Of potential vehicles with acute perceptions of human moods, Betts says to envision a meeting at an auto company or a supplier. The idea of somehow equipping a vehicle to read and react to human moods comes up. “Someone at the meeting says, ‘Let’s go with that.’”
Betts isn’t ready to cast a yea vote there.
Nor, because of his automotive DNA, is he eagerly awaiting the arrival of fully autonomous vehicles, whenever that will be.
“You’re in this industry because you have a passion, and that passion is because you like to drive cars,” he says, adding that autonomous vehicles, by law, will never exceed the speed limit, a turn-off to driving enthusiasts.
If Betts has some doubts about the coming glory of autonomous vehicles, he is not alone, according to ongoing J.D. Power polling of both consumers and industry experts.
“The general public doesn’t want them,” he says, citing the polling.

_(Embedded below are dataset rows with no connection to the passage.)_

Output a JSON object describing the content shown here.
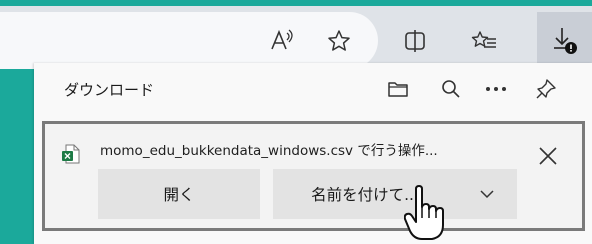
{
  "toolbar": {
    "read_aloud_icon": "read-aloud-icon",
    "favorite_icon": "star-icon",
    "split_icon": "split-screen-icon",
    "favorites_icon": "favorites-list-icon",
    "download_icon": "download-icon"
  },
  "panel": {
    "title": "ダウンロード",
    "icons": [
      "folder-icon",
      "search-icon",
      "more-icon",
      "pin-icon"
    ],
    "item": {
      "filename": "momo_edu_bukkendata_windows.csv で行う操作...",
      "open_label": "開く",
      "save_as_label": "名前を付けて...",
      "file_icon": "csv-file-icon",
      "close_icon": "close-icon",
      "dropdown_icon": "chevron-down-icon"
    }
  }
}
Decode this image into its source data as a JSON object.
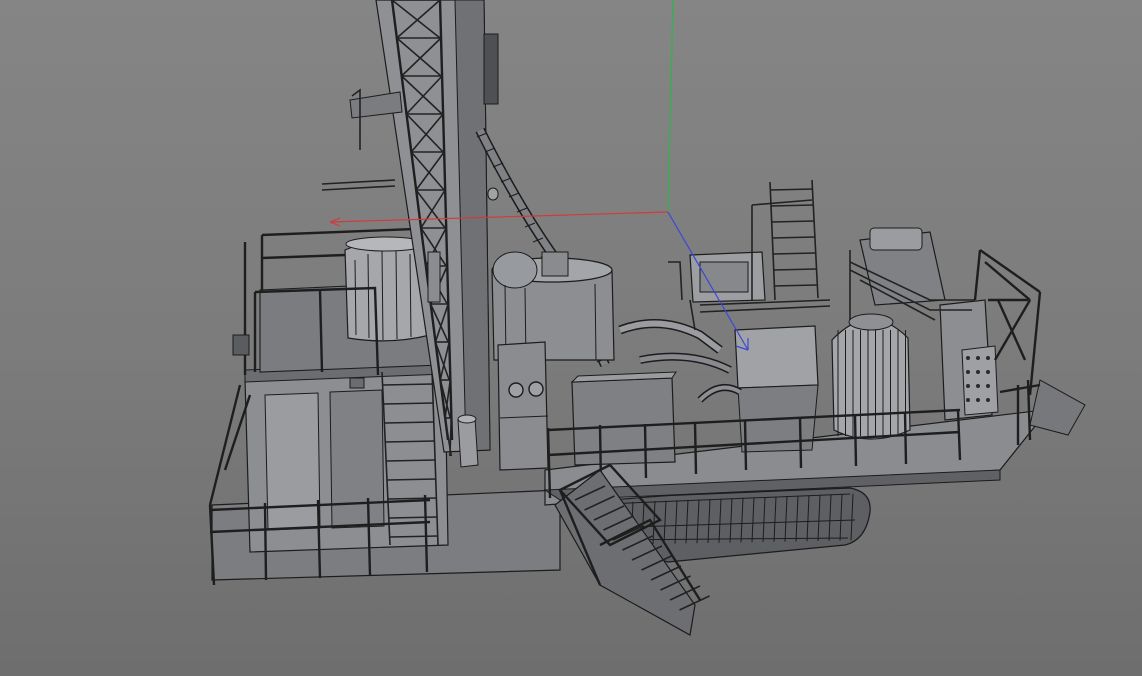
{
  "viewport": {
    "background_top": "#858585",
    "background_bottom": "#6e6e6e"
  },
  "colors": {
    "axis_x": "#d33a3a",
    "axis_y": "#2fb34a",
    "axis_z": "#3a48d6",
    "model_light": "#9ea0a4",
    "model_mid": "#8a8c90",
    "model_dark": "#6e7074",
    "model_shadow": "#55575b",
    "wireframe": "#1c1c1c"
  },
  "objects": [
    "drilling-rig-model",
    "world-axis-gizmo"
  ]
}
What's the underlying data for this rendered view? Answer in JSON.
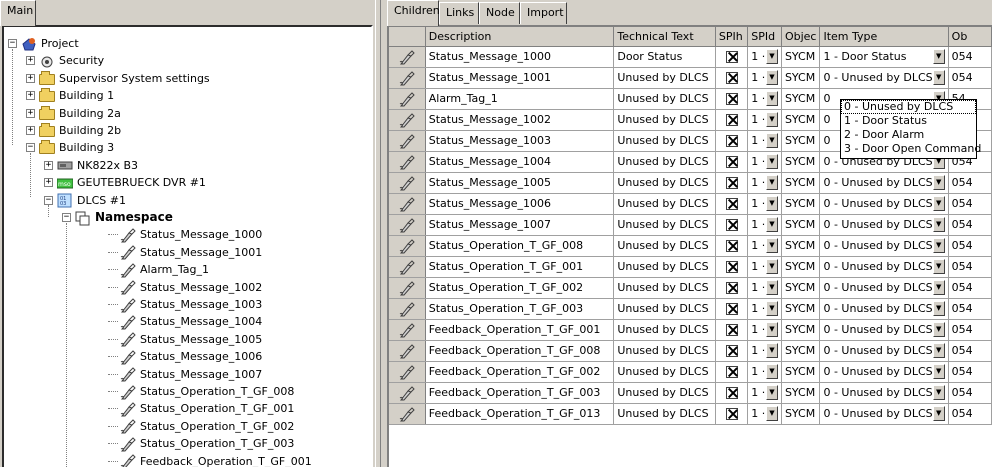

Consumers’ comfort level of potentially riding in one is low (34 or a 1-to-100 index), as is their likelihood of buying one (36).
“That’s a problem, even though (many people in the auto industry are) fired up by this technology. The technical feasibility is high. But the consumer confidence is low.”
Prognosticators have dialed back on when they think fully autonomous Level-5 vehicles will be available for purchase. The predicted prospect now is about 12 years out.
Earlier, some people were predicting there would be 10 million self-driving cars on the road by 2020. If that were the case, “It’s October; we’ve got a lot of work to do,” Betts quips.